A Advocacia-Geral da União (AGU) expediu, em fevereiro, uma orientação normativa a respeito da não necessidade da intervenção do Poder Judiciário para coibir a invasão e a ocupação irregular de prédios públicos. A medida não tem nenhum pendor autoritário. Trata-se da prudente aplicação do Direito na proteção do patrimônio e da continuidade dos serviços públicos. O Estado e a população não podem ficar reféns de quem, afrontando a lei, usa a violência para fazer pressão política, difundir suas bandeiras ou apropriar-se de bens públicos para fins particulares.
Apesar de não encontrar respaldo na legislação, o entendimento contrário – de que, diante, por exemplo, de uma invasão de uma repartição pública, a autoridade nada podia fazer sem antes recorrer à Justiça – deu azo a omissões da administração pública e serviu de estímulo para outras tantas desordens. Se o invasor tem a certeza de que não enfrentará resistência para ocupar um prédio público e de que só um mandado judicial poderá retirá-lo de lá, ele tem a garantia de que, ao menos por um tempo, seus atos criminosos prevalecerão sobre a boa ordem.
No caso da administração pública federal, antes da nova orientação, a praxe era que os administradores de prédios públicos deviam recorrer à AGU para que ela tentasse junto ao Poder Judiciário obter medida liminar de reintegração de posse. Evidentemente, não era um modo muito eficiente de proteção do patrimônio público.
Produzida pela Consultoria-Geral da União (CGU), um órgão da AGU, a nova orientação possibilita que os gestores de prédios públicos atuem com mais segurança jurídica e mais eficiência. Eles poderão tomar providências – acionar a autoridade policial, por exemplo – ainda nos primeiros momentos de uma invasão, evitando assim que ela se consolide. “A relevância desse entendimento é impedir que se crie mais uma demanda judicial, para desafogar o Poder Judiciário de uma demanda desnecessária, além de preservar com mais eficiência o patrimônio público e a continuidade da prestação dos serviços públicos. Isso dará maior eficiência à administração e resguardará melhor o patrimônio dos danos decorrentes de ocupações, afirmou Victor Ximenes Nogueira, diretor do Departamento de Coordenação e Orientação de Órgãos Jurídicos da CGU.

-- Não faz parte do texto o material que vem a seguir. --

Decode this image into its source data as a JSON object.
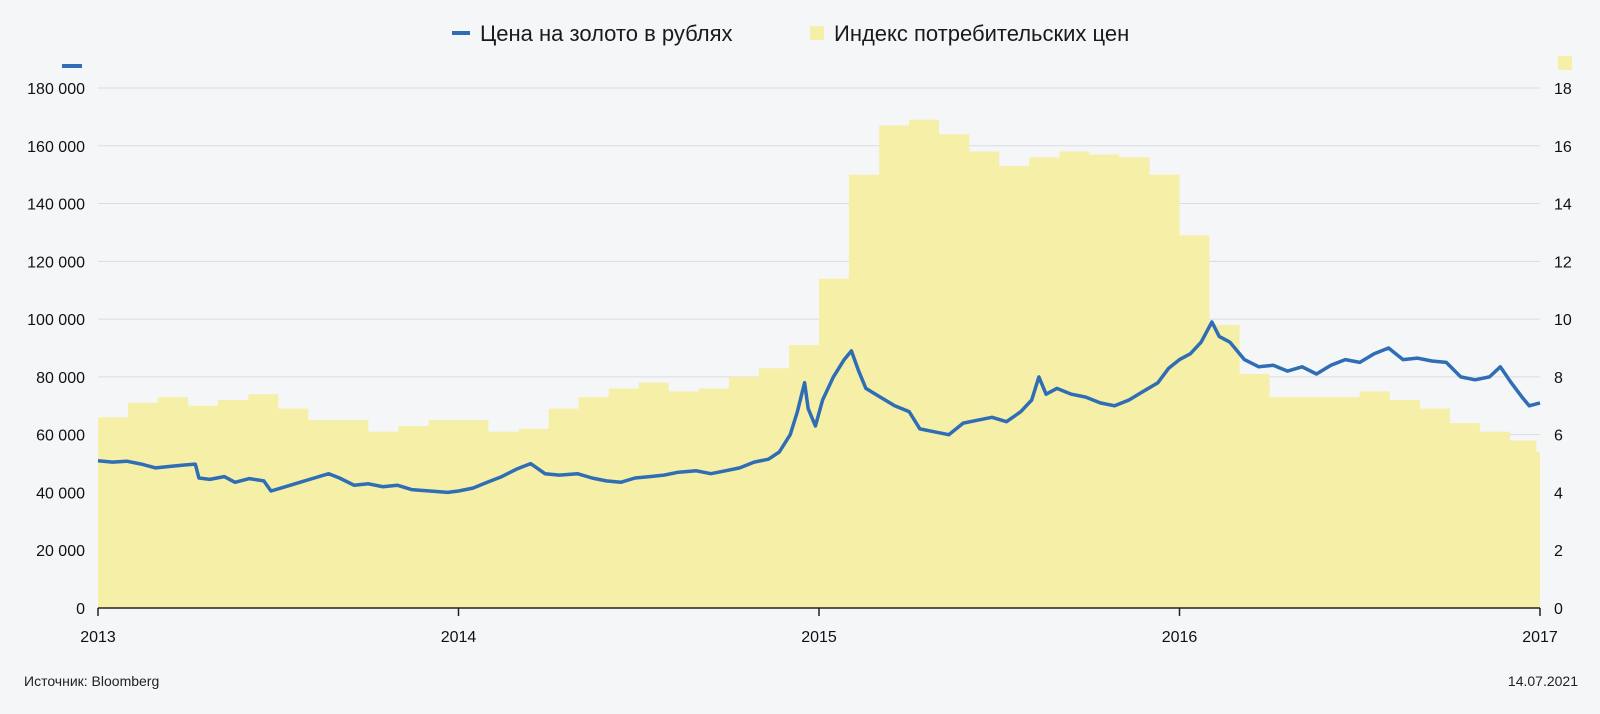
{
  "chart_data": {
    "type": "line+area",
    "title": "",
    "legend": {
      "placement": "top-center",
      "gold_label": "Цена на золото в рублях",
      "cpi_label": "Индекс потребительских цен"
    },
    "colors": {
      "gold": "#2f6db5",
      "cpi": "#f6efa8",
      "grid": "#d9dde2",
      "axis": "#222222"
    },
    "x_axis": {
      "ticks": [
        "2013",
        "2014",
        "2015",
        "2016",
        "2017"
      ],
      "range": [
        2013,
        2017
      ]
    },
    "y_left": {
      "range": [
        0,
        180000
      ],
      "ticks": [
        "0",
        "20 000",
        "40 000",
        "60 000",
        "80 000",
        "100 000",
        "120 000",
        "140 000",
        "160 000",
        "180 000"
      ]
    },
    "y_right": {
      "range": [
        0,
        18
      ],
      "ticks": [
        "0",
        "2",
        "4",
        "6",
        "8",
        "10",
        "12",
        "14",
        "16",
        "18"
      ]
    },
    "grid": true,
    "series": [
      {
        "name": "Индекс потребительских цен",
        "kind": "step-area",
        "axis": "right",
        "points": [
          [
            2013.0,
            6.6
          ],
          [
            2013.083,
            7.1
          ],
          [
            2013.167,
            7.3
          ],
          [
            2013.25,
            7.0
          ],
          [
            2013.333,
            7.2
          ],
          [
            2013.417,
            7.4
          ],
          [
            2013.5,
            6.9
          ],
          [
            2013.583,
            6.5
          ],
          [
            2013.667,
            6.5
          ],
          [
            2013.75,
            6.1
          ],
          [
            2013.833,
            6.3
          ],
          [
            2013.917,
            6.5
          ],
          [
            2014.0,
            6.5
          ],
          [
            2014.083,
            6.1
          ],
          [
            2014.167,
            6.2
          ],
          [
            2014.25,
            6.9
          ],
          [
            2014.333,
            7.3
          ],
          [
            2014.417,
            7.6
          ],
          [
            2014.5,
            7.8
          ],
          [
            2014.583,
            7.5
          ],
          [
            2014.667,
            7.6
          ],
          [
            2014.75,
            8.0
          ],
          [
            2014.833,
            8.3
          ],
          [
            2014.917,
            9.1
          ],
          [
            2015.0,
            11.4
          ],
          [
            2015.083,
            15.0
          ],
          [
            2015.167,
            16.7
          ],
          [
            2015.25,
            16.9
          ],
          [
            2015.333,
            16.4
          ],
          [
            2015.417,
            15.8
          ],
          [
            2015.5,
            15.3
          ],
          [
            2015.583,
            15.6
          ],
          [
            2015.667,
            15.8
          ],
          [
            2015.75,
            15.7
          ],
          [
            2015.833,
            15.6
          ],
          [
            2015.917,
            15.0
          ],
          [
            2016.0,
            12.9
          ],
          [
            2016.083,
            9.8
          ],
          [
            2016.167,
            8.1
          ],
          [
            2016.25,
            7.3
          ],
          [
            2016.333,
            7.3
          ],
          [
            2016.417,
            7.3
          ],
          [
            2016.5,
            7.5
          ],
          [
            2016.583,
            7.2
          ],
          [
            2016.667,
            6.9
          ],
          [
            2016.75,
            6.4
          ],
          [
            2016.833,
            6.1
          ],
          [
            2016.917,
            5.8
          ],
          [
            2016.99,
            5.4
          ]
        ]
      },
      {
        "name": "Цена на золото в рублях",
        "kind": "line",
        "axis": "left",
        "points": [
          [
            2013.0,
            51000
          ],
          [
            2013.04,
            50500
          ],
          [
            2013.08,
            50800
          ],
          [
            2013.12,
            49800
          ],
          [
            2013.16,
            48500
          ],
          [
            2013.2,
            49000
          ],
          [
            2013.24,
            49500
          ],
          [
            2013.27,
            49800
          ],
          [
            2013.28,
            45000
          ],
          [
            2013.31,
            44500
          ],
          [
            2013.35,
            45500
          ],
          [
            2013.38,
            43500
          ],
          [
            2013.42,
            44800
          ],
          [
            2013.46,
            44000
          ],
          [
            2013.48,
            40500
          ],
          [
            2013.52,
            42000
          ],
          [
            2013.56,
            43500
          ],
          [
            2013.6,
            45000
          ],
          [
            2013.64,
            46500
          ],
          [
            2013.67,
            45000
          ],
          [
            2013.71,
            42500
          ],
          [
            2013.75,
            43000
          ],
          [
            2013.79,
            42000
          ],
          [
            2013.83,
            42500
          ],
          [
            2013.87,
            41000
          ],
          [
            2013.92,
            40500
          ],
          [
            2013.97,
            40000
          ],
          [
            2014.0,
            40500
          ],
          [
            2014.04,
            41500
          ],
          [
            2014.08,
            43500
          ],
          [
            2014.12,
            45500
          ],
          [
            2014.16,
            48000
          ],
          [
            2014.2,
            50000
          ],
          [
            2014.24,
            46500
          ],
          [
            2014.28,
            46000
          ],
          [
            2014.33,
            46500
          ],
          [
            2014.37,
            45000
          ],
          [
            2014.41,
            44000
          ],
          [
            2014.45,
            43500
          ],
          [
            2014.49,
            45000
          ],
          [
            2014.53,
            45500
          ],
          [
            2014.57,
            46000
          ],
          [
            2014.61,
            47000
          ],
          [
            2014.66,
            47500
          ],
          [
            2014.7,
            46500
          ],
          [
            2014.74,
            47500
          ],
          [
            2014.78,
            48500
          ],
          [
            2014.82,
            50500
          ],
          [
            2014.86,
            51500
          ],
          [
            2014.89,
            54000
          ],
          [
            2014.92,
            60000
          ],
          [
            2014.94,
            68000
          ],
          [
            2014.96,
            78000
          ],
          [
            2014.97,
            69000
          ],
          [
            2014.99,
            63000
          ],
          [
            2015.01,
            72000
          ],
          [
            2015.04,
            80000
          ],
          [
            2015.07,
            86000
          ],
          [
            2015.09,
            89000
          ],
          [
            2015.11,
            82000
          ],
          [
            2015.13,
            76000
          ],
          [
            2015.17,
            73000
          ],
          [
            2015.21,
            70000
          ],
          [
            2015.25,
            68000
          ],
          [
            2015.28,
            62000
          ],
          [
            2015.32,
            61000
          ],
          [
            2015.36,
            60000
          ],
          [
            2015.4,
            64000
          ],
          [
            2015.44,
            65000
          ],
          [
            2015.48,
            66000
          ],
          [
            2015.52,
            64500
          ],
          [
            2015.56,
            68000
          ],
          [
            2015.59,
            72000
          ],
          [
            2015.61,
            80000
          ],
          [
            2015.63,
            74000
          ],
          [
            2015.66,
            76000
          ],
          [
            2015.7,
            74000
          ],
          [
            2015.74,
            73000
          ],
          [
            2015.78,
            71000
          ],
          [
            2015.82,
            70000
          ],
          [
            2015.86,
            72000
          ],
          [
            2015.9,
            75000
          ],
          [
            2015.94,
            78000
          ],
          [
            2015.97,
            83000
          ],
          [
            2016.0,
            86000
          ],
          [
            2016.03,
            88000
          ],
          [
            2016.06,
            92000
          ],
          [
            2016.09,
            99000
          ],
          [
            2016.11,
            94000
          ],
          [
            2016.14,
            92000
          ],
          [
            2016.18,
            86000
          ],
          [
            2016.22,
            83500
          ],
          [
            2016.26,
            84000
          ],
          [
            2016.3,
            82000
          ],
          [
            2016.34,
            83500
          ],
          [
            2016.38,
            81000
          ],
          [
            2016.42,
            84000
          ],
          [
            2016.46,
            86000
          ],
          [
            2016.5,
            85000
          ],
          [
            2016.54,
            88000
          ],
          [
            2016.58,
            90000
          ],
          [
            2016.62,
            86000
          ],
          [
            2016.66,
            86500
          ],
          [
            2016.7,
            85500
          ],
          [
            2016.74,
            85000
          ],
          [
            2016.78,
            80000
          ],
          [
            2016.82,
            79000
          ],
          [
            2016.86,
            80000
          ],
          [
            2016.89,
            83500
          ],
          [
            2016.92,
            78000
          ],
          [
            2016.95,
            73000
          ],
          [
            2016.97,
            70000
          ],
          [
            2017.0,
            71000
          ]
        ]
      }
    ]
  },
  "footer": {
    "source": "Источник: Bloomberg",
    "date": "14.07.2021"
  }
}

Aprovada pelo advogado-geral da União, André Mendonça, a orientação normativa deve ser observada por toda a administração pública federal. Está claro, portanto, que a autoridade pública tem o direito e o dever de atuar para proteger o patrimônio público e a continuidade dos serviços.
“Impedir a invasão ou ocupação dos imóveis públicos é dever do gestor, para fins de garantir sua utilização adequada, sua preservação, a manutenção de sua finalidade legal ou contratual”, diz o documento da AGU. Cabe, portanto, ao administrador do prédio público acionar as forças policiais a fim de prevenir e repelir atos de invasão e ocupação ou de utilização diversa da destinação prevista pela autoridade competente.

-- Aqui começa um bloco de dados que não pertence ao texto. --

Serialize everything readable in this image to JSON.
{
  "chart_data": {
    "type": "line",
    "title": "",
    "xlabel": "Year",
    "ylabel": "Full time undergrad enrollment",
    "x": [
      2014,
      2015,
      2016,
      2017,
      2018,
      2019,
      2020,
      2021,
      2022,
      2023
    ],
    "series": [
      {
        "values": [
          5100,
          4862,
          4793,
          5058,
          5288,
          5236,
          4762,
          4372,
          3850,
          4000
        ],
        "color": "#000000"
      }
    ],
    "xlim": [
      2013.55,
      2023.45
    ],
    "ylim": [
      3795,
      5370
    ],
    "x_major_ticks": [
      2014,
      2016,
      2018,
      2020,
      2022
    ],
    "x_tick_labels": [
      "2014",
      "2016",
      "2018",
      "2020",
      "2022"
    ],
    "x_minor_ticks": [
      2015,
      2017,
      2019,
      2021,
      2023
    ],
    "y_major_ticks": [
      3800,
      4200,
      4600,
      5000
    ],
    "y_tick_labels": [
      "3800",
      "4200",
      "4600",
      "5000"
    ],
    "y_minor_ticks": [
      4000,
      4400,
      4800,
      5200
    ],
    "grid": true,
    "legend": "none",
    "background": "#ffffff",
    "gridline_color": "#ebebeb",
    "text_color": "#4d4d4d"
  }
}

Seria incongruente que o particular, na defesa do seu patrimônio pessoal, pudesse realizar atos de autodefesa, enquanto o poder público tivesse de assistir passivamente a agressões ao patrimônio público. O Direito assegura meios de proteção tanto do patrimônio particular como do público. Nos dois casos, como é lógico, os atos de proteção devem ser moderados e proporcionais à agressão sofrida. Eventuais abusos no exercício desse direito de autodefesa devem ser investigados e punidos. O que não faz sentido é que esse direito – que, no caso da administração pública, é um dever – de repelir a violência seja tolhido a priori por receio a um possível abuso. É essa estranha lógica que a AGU veio corrigir.

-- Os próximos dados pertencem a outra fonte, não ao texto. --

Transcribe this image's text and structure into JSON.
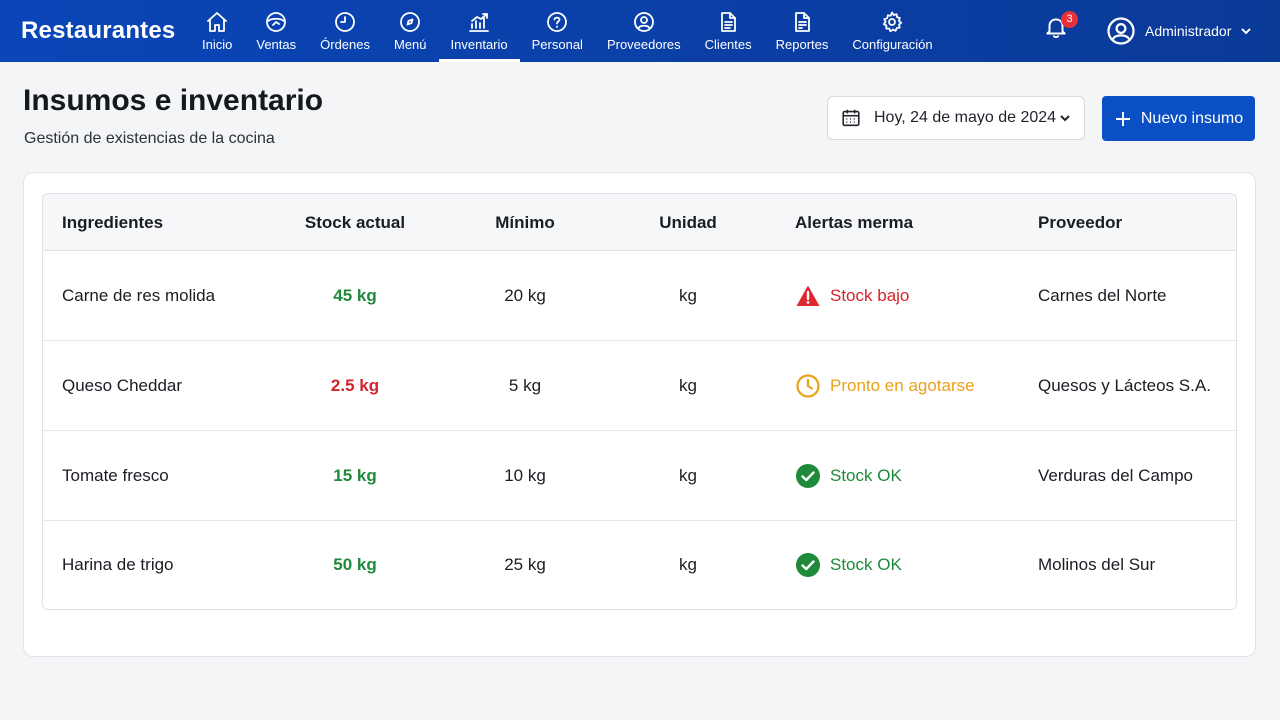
{
  "app": {
    "brand": "Restaurantes"
  },
  "nav": [
    {
      "label": "Inicio",
      "icon": "home-icon"
    },
    {
      "label": "Ventas",
      "icon": "sales-icon"
    },
    {
      "label": "Órdenes",
      "icon": "clock-icon"
    },
    {
      "label": "Menú",
      "icon": "menu-compass-icon"
    },
    {
      "label": "Inventario",
      "icon": "chart-icon",
      "active": true
    },
    {
      "label": "Personal",
      "icon": "help-circle-icon"
    },
    {
      "label": "Proveedores",
      "icon": "user-circle-icon"
    },
    {
      "label": "Clientes",
      "icon": "document-icon"
    },
    {
      "label": "Reportes",
      "icon": "report-icon"
    },
    {
      "label": "Configuración",
      "icon": "gear-icon"
    }
  ],
  "notifications": {
    "count": "3"
  },
  "user": {
    "name": "Administrador"
  },
  "page": {
    "title": "Insumos e inventario",
    "subtitle": "Gestión de existencias de la cocina"
  },
  "date_picker": {
    "label": "Hoy, 24 de mayo de 2024"
  },
  "new_button": {
    "label": "Nuevo insumo"
  },
  "table": {
    "headers": [
      "Ingredientes",
      "Stock actual",
      "Mínimo",
      "Unidad",
      "Alertas merma",
      "Proveedor"
    ],
    "rows": [
      {
        "ingredient": "Carne de res molida",
        "stock": "45 kg",
        "stock_status": "ok",
        "minimum": "20 kg",
        "unit": "kg",
        "alert": "Stock bajo",
        "alert_type": "danger",
        "supplier": "Carnes del Norte"
      },
      {
        "ingredient": "Queso Cheddar",
        "stock": "2.5 kg",
        "stock_status": "low",
        "minimum": "5 kg",
        "unit": "kg",
        "alert": "Pronto en agotarse",
        "alert_type": "warning",
        "supplier": "Quesos y Lácteos S.A."
      },
      {
        "ingredient": "Tomate fresco",
        "stock": "15 kg",
        "stock_status": "ok",
        "minimum": "10 kg",
        "unit": "kg",
        "alert": "Stock OK",
        "alert_type": "ok",
        "supplier": "Verduras del Campo"
      },
      {
        "ingredient": "Harina de trigo",
        "stock": "50 kg",
        "stock_status": "ok",
        "minimum": "25 kg",
        "unit": "kg",
        "alert": "Stock OK",
        "alert_type": "ok",
        "supplier": "Molinos del Sur"
      }
    ]
  },
  "colors": {
    "header_bg": "#0a46b8",
    "primary_button": "#0b4fc4",
    "ok": "#1e8a3a",
    "danger": "#d3242c",
    "warning": "#e9a21a"
  }
}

O dever por parte da administração pública de prevenir e repelir atos ilegais contra prédios públicos, sem precisar recorrer à Justiça, não é uma opção pela eficiência em detrimento do bom Direito. É antes o cabal cumprimento de dois importantes princípios do Direito – o da indisponibilidade dos bens públicos e o da continuidade dos serviços públicos. O interesse público agradece esse cuidado.